Está siendo un verano de virulentos episodios climáticos. Los incendios en Grecia, Turquía y California. Las inundaciones en Alemania. Las olas de calor en Noruega y Canadá. Episodios de dramáticas consecuencias naturales y humanas. En ese contexto, el esperado informe del Panel Intergubernamental sobre el Cambio Climático (IPCC, en sus siglas en inglés), vio la luz esta semana.
El veredicto del IPCC señala sin matices la responsabilidad de los gobiernos, la imposibilidad de una vuelta atrás a una normalidad sin catástrofes y la necesidad de actuar de manera inmediata para frenar una degradación planetaria que amenaza la continuidad de la vida.
La publicación del informe al mismo tiempo que se anuncia la intención de aumentar todavía más la capacidad de los aeropuertos del Prat y de Barajas —y también la del Puerto de València— está provocando una situación que sería hasta cómica si no se jugase con la salud y la seguridad de las personas. Hemos llegado a escuchar, en el caso de la defensa de la ampliación del Prat, que se construirá “el aeropuerto más verde del mundo” e incluso, que dicha ampliación es una “oportunidad para reducir las emisiones”. Es como intentar curar la obesidad comprando pantalones más grandes, para así poder comer de manera aún menos saludable.
El discurso a favor de la ampliación del Prat está también marcado por cierto elitismo económico. El argumento oficial se basa en atraer a personas ricas en capital financiero o humano —talento e inversores—, con vuelos internacionales en conexión, que supuestamente impulsarán el crecimiento económico de la ciudad y su área metropolitana. ¿De verdad Barcelona necesita más aviones para ello? ¿No es mejor como ciudad concentrarse en mejorar la calidad, la sostenibilidad y la cohesión de la metrópolis? En un momento en que los más ricos migrarán por razones climáticas al ser los afortunados que pueden elegir; si se busca atraerlos, ¿no es como pegarse un tiro en el pie devaluar todavía más la calidad del medioambiente local?
La necesidad de actuar de manera urgente para frenar el daño climático a escala global nos tiene que empujar a repensar el rol de las infraestructuras en la economía del mañana. En un artículo reciente propuse, por ejemplo, una moratoria de 10 años a la construcción de nuevas infraestructuras que no demuestren su estricta sostenibilidad.
También me parece imprescindible incorporar al debate público la relación entre desigualdad y degradación medioambiental.

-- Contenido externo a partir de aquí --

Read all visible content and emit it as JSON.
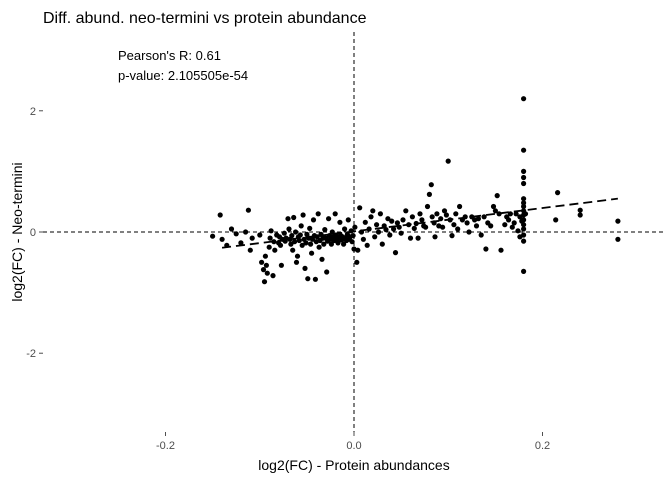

Aunque la palabra desigualdad (inequality) solo aparece mencionada 3 veces en las más de 3000 páginas del informe del IPCC, la relación entre desigualdad y cambio climático es relevante y funciona en los dos sentidos.
Está demostrado (como referencia, este informe del Banco Mundial) que las personas más pobres son las que más sufren los impactos negativos del cambio climático: con propiedades no aseguradas, imposibilidad de migrar, lentitud en la reconstrucción y recuperación económica, etc.
Lo que no es tan evidente pero sí importante, es que la desigualdad es también causante del daño al medioambiente. Cada vez hay más pruebas que indican que los países ricos más desiguales generan mayores niveles de contaminación que sus equivalentes más igualitarios. Crean más residuos, comen más carne y producen más dióxido de carbono. El 10 por ciento más rico de la población mundial es responsable de alrededor del 50 por ciento de las emisiones mundiales. Sin embargo, en los países que tienen una mayor igualdad de ingresos, como Alemania, Japón y Corea del Sur, no sólo los ricos contaminan menos, sino que la contaminación es menor por término medio.
Eso se puede explicar porque las sociedades más desiguales, urbanamente segregadas y dispersas en el territorio, con sistemas de transporte público menos inclusivos, disparan las emisiones relacionadas con el uso del automóvil privado. Culturas más individualistas infravaloran la importancia del medioambiente como bien común y priman decisiones de consumo más contaminantes, sobre todo las de aquellos que tienen más: por ejemplo, llenando las piscinas de agua en sequía o volando en primera.
No hay alternativa a tomar decisiones urgentes para reducir las emisiones y eso deberá significar también reducir las desigualdades globales. Es nuestra responsabilidad y requiere, en el mundo de hoy, invertir más en personas que en infraestructuras.